The value(s) provided by field _id for the primary key column(s) it maps to must of course be insertable into those columns, which means that their data types must be compatible with the column types. For example, if field _id maps to a single primary-key column that is of SQL type NUMBER, then the _id value of a document you insert must be numeric. Otherwise, an error is raised for the insertion attempt.

If you don't explicitly include an _id field in a document that you insert, then it is added automatically, with an ObjectId value. (You can also explicitly use an ObjectId value in an _id field.) An ObjectId value can only be used for a field that the duality view maps to a column of SQL type RAW.

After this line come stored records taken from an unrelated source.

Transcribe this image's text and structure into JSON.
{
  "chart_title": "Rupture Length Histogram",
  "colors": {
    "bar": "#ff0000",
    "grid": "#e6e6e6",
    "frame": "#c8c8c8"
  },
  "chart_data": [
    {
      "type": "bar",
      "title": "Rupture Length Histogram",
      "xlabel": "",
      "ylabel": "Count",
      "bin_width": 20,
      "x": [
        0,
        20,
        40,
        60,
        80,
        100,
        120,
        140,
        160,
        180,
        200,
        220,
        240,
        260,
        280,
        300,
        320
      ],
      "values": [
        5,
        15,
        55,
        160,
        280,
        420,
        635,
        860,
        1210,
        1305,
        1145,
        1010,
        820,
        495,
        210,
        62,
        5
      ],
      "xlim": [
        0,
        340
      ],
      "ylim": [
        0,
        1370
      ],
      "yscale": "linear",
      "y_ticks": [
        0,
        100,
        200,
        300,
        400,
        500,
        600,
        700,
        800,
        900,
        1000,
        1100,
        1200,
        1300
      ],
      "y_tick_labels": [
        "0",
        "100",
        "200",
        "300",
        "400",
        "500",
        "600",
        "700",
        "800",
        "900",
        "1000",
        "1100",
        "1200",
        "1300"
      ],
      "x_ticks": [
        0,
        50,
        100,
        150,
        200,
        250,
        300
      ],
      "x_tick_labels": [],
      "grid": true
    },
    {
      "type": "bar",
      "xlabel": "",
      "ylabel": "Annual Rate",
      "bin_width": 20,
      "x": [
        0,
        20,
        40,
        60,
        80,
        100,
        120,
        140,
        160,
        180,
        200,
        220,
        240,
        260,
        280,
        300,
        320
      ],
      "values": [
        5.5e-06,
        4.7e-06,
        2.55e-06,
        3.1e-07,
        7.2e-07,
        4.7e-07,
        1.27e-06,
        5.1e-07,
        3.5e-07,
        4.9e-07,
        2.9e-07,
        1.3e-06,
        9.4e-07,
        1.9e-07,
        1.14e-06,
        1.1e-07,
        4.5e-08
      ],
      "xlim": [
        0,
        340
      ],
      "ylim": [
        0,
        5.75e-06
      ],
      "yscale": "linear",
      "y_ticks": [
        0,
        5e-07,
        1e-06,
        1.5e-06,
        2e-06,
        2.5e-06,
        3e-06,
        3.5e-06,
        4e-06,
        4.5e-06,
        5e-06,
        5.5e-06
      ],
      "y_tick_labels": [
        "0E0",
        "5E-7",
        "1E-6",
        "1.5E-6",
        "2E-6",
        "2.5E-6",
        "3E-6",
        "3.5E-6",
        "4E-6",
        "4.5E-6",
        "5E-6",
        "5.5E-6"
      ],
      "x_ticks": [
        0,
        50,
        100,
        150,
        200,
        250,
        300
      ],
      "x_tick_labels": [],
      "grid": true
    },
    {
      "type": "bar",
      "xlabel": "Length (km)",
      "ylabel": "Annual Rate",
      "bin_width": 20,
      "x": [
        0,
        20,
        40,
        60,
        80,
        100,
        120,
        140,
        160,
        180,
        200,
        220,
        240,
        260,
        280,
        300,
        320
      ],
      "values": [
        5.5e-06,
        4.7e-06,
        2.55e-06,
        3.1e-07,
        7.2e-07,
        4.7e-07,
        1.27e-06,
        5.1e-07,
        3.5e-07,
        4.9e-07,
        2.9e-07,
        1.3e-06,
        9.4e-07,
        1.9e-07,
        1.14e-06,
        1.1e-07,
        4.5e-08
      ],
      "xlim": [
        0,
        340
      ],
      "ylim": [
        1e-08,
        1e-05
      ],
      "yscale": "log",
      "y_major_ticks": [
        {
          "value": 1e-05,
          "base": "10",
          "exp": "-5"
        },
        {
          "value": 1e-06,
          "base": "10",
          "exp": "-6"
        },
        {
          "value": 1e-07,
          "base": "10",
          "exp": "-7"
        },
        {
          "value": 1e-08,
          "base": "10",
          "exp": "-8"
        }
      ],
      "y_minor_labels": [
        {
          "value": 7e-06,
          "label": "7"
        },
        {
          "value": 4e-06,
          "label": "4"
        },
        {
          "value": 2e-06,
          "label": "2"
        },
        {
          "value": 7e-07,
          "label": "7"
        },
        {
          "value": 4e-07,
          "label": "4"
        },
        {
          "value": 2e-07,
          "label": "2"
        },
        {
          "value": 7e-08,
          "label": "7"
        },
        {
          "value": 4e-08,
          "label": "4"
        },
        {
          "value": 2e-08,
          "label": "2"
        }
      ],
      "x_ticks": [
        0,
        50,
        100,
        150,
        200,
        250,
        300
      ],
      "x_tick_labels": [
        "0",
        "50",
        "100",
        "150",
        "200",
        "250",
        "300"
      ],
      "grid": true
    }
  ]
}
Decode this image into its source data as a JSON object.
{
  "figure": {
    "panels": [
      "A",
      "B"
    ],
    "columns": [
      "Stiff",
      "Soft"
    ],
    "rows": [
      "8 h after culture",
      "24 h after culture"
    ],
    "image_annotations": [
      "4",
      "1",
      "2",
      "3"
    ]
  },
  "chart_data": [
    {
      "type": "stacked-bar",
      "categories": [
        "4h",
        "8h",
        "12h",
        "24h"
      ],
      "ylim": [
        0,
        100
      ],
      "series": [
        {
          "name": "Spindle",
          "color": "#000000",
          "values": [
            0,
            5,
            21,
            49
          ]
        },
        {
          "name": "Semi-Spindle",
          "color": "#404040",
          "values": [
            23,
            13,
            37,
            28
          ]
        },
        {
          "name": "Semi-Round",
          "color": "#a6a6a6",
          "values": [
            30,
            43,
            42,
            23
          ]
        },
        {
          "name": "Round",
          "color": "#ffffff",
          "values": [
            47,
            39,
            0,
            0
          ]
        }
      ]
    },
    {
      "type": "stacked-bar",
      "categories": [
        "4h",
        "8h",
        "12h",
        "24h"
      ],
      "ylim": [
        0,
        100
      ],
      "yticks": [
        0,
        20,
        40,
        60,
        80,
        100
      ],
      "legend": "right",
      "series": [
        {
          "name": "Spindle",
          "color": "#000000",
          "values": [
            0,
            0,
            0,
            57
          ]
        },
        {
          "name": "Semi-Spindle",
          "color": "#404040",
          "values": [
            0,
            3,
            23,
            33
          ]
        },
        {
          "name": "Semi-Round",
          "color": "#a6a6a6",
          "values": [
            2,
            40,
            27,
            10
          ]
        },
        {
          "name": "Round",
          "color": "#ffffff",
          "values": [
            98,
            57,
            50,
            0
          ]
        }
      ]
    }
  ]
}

Example 1-1 Creating JSON Duality View RACE_DV Using GraphQL

This example creates a duality view, race_dv, that supports car-racing race documents.

CREATE JSON RELATIONAL DUALITY VIEW race_dv AS
  race @insert @update @delete
    {_id : race_id
     name   : name
     laps   : laps @noupdate
     date   : race_date
     podium : podium @nocheck
     result : driver_race_map @insert @update @delete
       [ {driverRaceMapId : driver_race_map_id
          position        : position
          driver @noinsert @update @nodelete
                 @unnest {driverId : driver_id}")
                          name     : name}} ]};

This definition is the same as the one in Creating Duality View RACE_DV Using GraphQL in JSON-Relational Duality Developer's Guide. See that documentation for similar duality view creations for driver and race documents. The SQL code in this example embeds Oracle GraphQL code. Alternatively you can use only SQL code for the definition, as in Creating Duality View RACE_DV, With Unnested Driver Information Using SQL.

This duality view supports JSON documents where the race objects look like this — they contain a result field whose value is an array of objects that specify the drivers and their resulting positions in the given race:

{"_id" : 201,
"name" : "Bahrain Grand Prix",
"laps" : 57,
"date" : "2022-03-20T00:00:00",
"podium" : {...},
"result" : [ {"driverRaceMapId" : 3,
              "position" : 1,
              "driverId" : 103,
              "name" : "Charles Leclerc"},... ]}

The value of document identifier field _id is taken from the single primary-key column, race_id of the root table, race. For example, the document identified by the _id field whose value is 201 is generated from the row of data that has 201 in primary-key column race_id of the root table (race) underlying the duality view.

Generation of the documents supported by the view automatically joins data from columns driver_race_map_id, position and driver_id from table driver_race_map, and column name from table driver.

The annotations (GraphQL directives) @insert, @update, and @delete are used to specify that applications can insert, update, and delete documents supported by the view, respectively, but that they can only perform update operations on the driver field of the documents (a driver cannot be inserted or deleted when you modify a race document) and you cannot update the laps field (you cannot change the number of laps when you update a race document).

The @nocheck annotation applied to column podium specifies that updating field podium in a race document does not contribute to checking the state/version of the document (its ETAG value).